In Debian (including Ubuntu) you can use iwlist
to scan nearby Wi-Fi access points. In the statistics like this:
Cell 01 - Address: CC:B2:55:XX:XX:XX
ESSID:"X"
Protocol:IEEE 802.11bg
Mode:Master
Frequency:2.412 GHz (Channel 1)
Encryption key:on
Bit Rates:1 Mb/s; 2 Mb/s; 5.5 Mb/s; 11 Mb/s; 6 Mb/s
9 Mb/s; 12 Mb/s; 18 Mb/s; 24 Mb/s; 36 Mb/s
48 Mb/s; 54 Mb/s
Quality:33 Signal level:0 Noise level:0
IE: IEEE 802.11i/WPA2 Version 1
Group Cipher : CCMP
Pairwise Ciphers (1) : CCMP
Authentication Suites (1) : PSK
Extra: Last beacon: 252ms ago
There is a field called "quality". I can understand what "signal level" means, it is RSSI (Received Signal Strength Indication). However, what does "quality" mean really? How is it measured?

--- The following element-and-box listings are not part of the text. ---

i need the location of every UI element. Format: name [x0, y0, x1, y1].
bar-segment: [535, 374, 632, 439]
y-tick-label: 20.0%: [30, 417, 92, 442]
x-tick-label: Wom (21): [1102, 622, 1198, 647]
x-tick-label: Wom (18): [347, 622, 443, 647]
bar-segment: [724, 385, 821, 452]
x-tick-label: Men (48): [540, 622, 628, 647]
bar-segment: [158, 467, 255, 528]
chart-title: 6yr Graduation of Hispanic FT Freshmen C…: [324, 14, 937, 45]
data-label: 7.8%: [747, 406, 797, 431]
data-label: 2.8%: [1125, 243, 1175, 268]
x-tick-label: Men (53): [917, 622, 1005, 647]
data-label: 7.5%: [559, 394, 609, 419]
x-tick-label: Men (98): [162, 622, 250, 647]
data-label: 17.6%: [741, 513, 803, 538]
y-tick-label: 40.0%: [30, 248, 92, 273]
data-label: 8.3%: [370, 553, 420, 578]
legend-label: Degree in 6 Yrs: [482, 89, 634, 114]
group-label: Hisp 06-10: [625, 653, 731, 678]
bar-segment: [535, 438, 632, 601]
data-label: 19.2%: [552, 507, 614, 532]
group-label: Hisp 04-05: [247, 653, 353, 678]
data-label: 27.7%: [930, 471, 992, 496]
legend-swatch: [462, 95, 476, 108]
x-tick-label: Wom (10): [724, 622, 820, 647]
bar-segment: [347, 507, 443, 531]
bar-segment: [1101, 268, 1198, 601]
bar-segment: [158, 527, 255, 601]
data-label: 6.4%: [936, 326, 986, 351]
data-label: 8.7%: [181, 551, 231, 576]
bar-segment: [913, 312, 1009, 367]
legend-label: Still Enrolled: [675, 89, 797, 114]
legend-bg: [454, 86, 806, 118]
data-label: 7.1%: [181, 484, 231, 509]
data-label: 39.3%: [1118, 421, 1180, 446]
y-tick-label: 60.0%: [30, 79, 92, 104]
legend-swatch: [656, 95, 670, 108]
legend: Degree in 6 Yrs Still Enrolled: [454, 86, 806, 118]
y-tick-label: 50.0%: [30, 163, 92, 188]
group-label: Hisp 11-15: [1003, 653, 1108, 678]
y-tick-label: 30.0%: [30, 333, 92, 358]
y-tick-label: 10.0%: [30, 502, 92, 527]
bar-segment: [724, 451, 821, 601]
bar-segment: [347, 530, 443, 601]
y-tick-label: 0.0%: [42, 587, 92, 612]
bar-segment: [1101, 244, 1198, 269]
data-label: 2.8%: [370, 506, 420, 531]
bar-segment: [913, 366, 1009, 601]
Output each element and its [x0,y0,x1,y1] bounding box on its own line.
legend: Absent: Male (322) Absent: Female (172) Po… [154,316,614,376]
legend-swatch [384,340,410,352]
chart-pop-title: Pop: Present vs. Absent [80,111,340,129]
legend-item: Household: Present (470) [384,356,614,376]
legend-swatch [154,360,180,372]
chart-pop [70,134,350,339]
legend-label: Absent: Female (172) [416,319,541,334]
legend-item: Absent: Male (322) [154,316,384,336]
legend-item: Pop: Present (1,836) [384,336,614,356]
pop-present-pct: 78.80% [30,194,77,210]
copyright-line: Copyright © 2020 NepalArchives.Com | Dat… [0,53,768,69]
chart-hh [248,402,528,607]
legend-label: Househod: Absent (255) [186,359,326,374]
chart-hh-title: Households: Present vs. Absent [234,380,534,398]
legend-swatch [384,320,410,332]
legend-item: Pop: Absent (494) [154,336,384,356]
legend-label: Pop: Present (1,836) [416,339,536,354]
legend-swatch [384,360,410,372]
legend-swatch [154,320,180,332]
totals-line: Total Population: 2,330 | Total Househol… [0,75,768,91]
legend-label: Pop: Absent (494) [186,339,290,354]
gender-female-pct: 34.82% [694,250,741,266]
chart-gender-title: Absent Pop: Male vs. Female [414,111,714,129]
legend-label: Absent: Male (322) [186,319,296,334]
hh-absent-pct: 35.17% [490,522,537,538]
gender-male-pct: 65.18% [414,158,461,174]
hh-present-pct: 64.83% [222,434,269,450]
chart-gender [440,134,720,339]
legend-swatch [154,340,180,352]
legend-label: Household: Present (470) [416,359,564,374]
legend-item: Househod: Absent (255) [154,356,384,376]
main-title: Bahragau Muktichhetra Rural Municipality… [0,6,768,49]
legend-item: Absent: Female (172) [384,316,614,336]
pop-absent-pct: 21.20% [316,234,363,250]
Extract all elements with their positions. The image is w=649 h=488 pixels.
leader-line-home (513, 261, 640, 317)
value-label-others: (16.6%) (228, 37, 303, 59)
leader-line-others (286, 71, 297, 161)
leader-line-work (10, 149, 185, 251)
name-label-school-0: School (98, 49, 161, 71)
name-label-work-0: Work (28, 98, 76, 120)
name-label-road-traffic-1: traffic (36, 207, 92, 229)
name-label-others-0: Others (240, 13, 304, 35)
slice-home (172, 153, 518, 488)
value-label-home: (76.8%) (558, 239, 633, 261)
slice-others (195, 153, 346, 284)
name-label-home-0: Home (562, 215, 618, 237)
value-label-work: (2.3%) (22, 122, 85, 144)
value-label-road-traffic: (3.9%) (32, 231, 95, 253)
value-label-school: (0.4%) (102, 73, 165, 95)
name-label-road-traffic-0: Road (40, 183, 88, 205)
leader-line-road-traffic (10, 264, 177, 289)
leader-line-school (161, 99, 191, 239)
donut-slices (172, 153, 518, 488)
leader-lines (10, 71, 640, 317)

Meanwhile, on my Ubuntu 12.04 LTS laptop, it is weird because the "signal level" fields of all scanned access points are 0, so are the "noise level" fields. But on my Raspberry Pi which has Raspbian, I can see "quality", "signal level", and "noise level" fields have different readings. (This is not the primary problem, but if you know the answer please just breifly describe a little bit.)